The hook is a no-op anywhere that is not a native Capacitor build: it early-returns on web and desktop, the variable stays unset (and calc(100dvh - 0px) is just full height), so the exact same bundle behaves normally in the browser and in Electron.
The safe area: one inset source, no more
The harder bug was not visual - it was that taps started landing in the wrong place. The cause was having two things inset the layout at once. WKWebView with contentInset: 'always' already insets the web content past the Dynamic Island and the home indicator. That is the correct, single source of truth.

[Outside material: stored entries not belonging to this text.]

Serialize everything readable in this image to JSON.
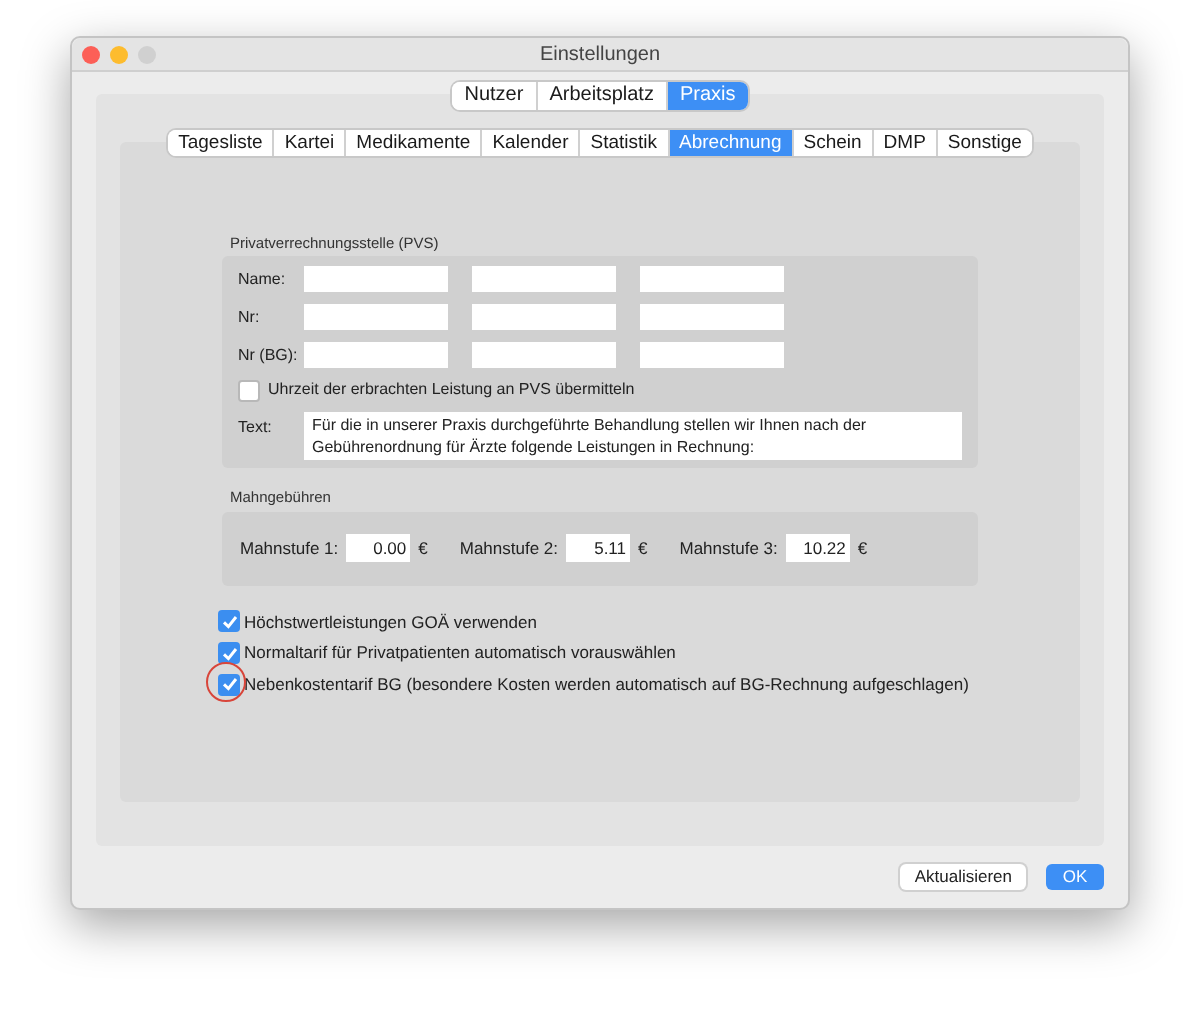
{
  "window": {
    "title": "Einstellungen"
  },
  "main_tabs": [
    {
      "label": "Nutzer",
      "selected": false
    },
    {
      "label": "Arbeitsplatz",
      "selected": false
    },
    {
      "label": "Praxis",
      "selected": true
    }
  ],
  "sub_tabs": [
    {
      "label": "Tagesliste",
      "selected": false
    },
    {
      "label": "Kartei",
      "selected": false
    },
    {
      "label": "Medikamente",
      "selected": false
    },
    {
      "label": "Kalender",
      "selected": false
    },
    {
      "label": "Statistik",
      "selected": false
    },
    {
      "label": "Abrechnung",
      "selected": true
    },
    {
      "label": "Schein",
      "selected": false
    },
    {
      "label": "DMP",
      "selected": false
    },
    {
      "label": "Sonstige",
      "selected": false
    }
  ],
  "pvs": {
    "title": "Privatverrechnungsstelle (PVS)",
    "rows": [
      {
        "label": "Name:"
      },
      {
        "label": "Nr:"
      },
      {
        "label": "Nr (BG):"
      }
    ],
    "time_checkbox": {
      "label": "Uhrzeit der erbrachten Leistung an PVS übermitteln",
      "checked": false
    },
    "text_label": "Text:",
    "text_value": "Für die in unserer Praxis durchgeführte Behandlung stellen wir Ihnen nach der Gebührenordnung für Ärzte folgende Leistungen in Rechnung:"
  },
  "dunning": {
    "title": "Mahngebühren",
    "levels": [
      {
        "label": "Mahnstufe 1:",
        "value": "0.00",
        "currency": "€"
      },
      {
        "label": "Mahnstufe 2:",
        "value": "5.11",
        "currency": "€"
      },
      {
        "label": "Mahnstufe 3:",
        "value": "10.22",
        "currency": "€"
      }
    ]
  },
  "options": [
    {
      "label": "Höchstwertleistungen GOÄ verwenden",
      "checked": true,
      "highlighted": false
    },
    {
      "label": "Normaltarif für Privatpatienten automatisch vorauswählen",
      "checked": true,
      "highlighted": false
    },
    {
      "label": "Nebenkostentarif BG (besondere Kosten werden automatisch auf BG-Rechnung aufgeschlagen)",
      "checked": true,
      "highlighted": true
    }
  ],
  "buttons": [
    {
      "label": "Aktualisieren",
      "kind": "secondary"
    },
    {
      "label": "OK",
      "kind": "primary"
    }
  ]
}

We had also added viewport-fit=cover plus CSS env(safe-area-inset-*) padding on top of it - the usual web recipe for notches. Combined, the cover viewport expands the layout edge-to-edge while the scroll view stays inset, and the render coordinates drift out of sync with the touch hit-test coordinates. Visually fine; every tap off by the height of the inset.
The fix was to delete the web-side safe-area handling entirely and let the WebView be the only thing that insets content. One inset source, applied once, and the hit-testing lines back up. It is the kind of bug that is obvious in hindsight and invisible in a screenshot, which is why it is worth writing down: on iOS, pick exactly one layer to own the safe area.
What ships in v0.3.0
The mobile work in this release is the technical foundation: a Capacitor iOS host (ai.foxl.app) that wraps the full Foxl web experience - Agent chat, Notes, and the in-app Foxl Code - with native sign-in, the keyboard-docked composer, deep links, microphone access for Notes recording, and push notifications. Billing on mobile is read-only, with an external link to manage your plan on the web. The app is not in the App Store yet; v0.3.0 lays the groundwork that gets it there.
It also closes the loop on the larger v0.3.0 theme: Foxl Code folded into the same app shell as the Agent and Notes, so all three products now ride the one bundle onto the phone at once. Same account, same credits, same build - now in your pocket.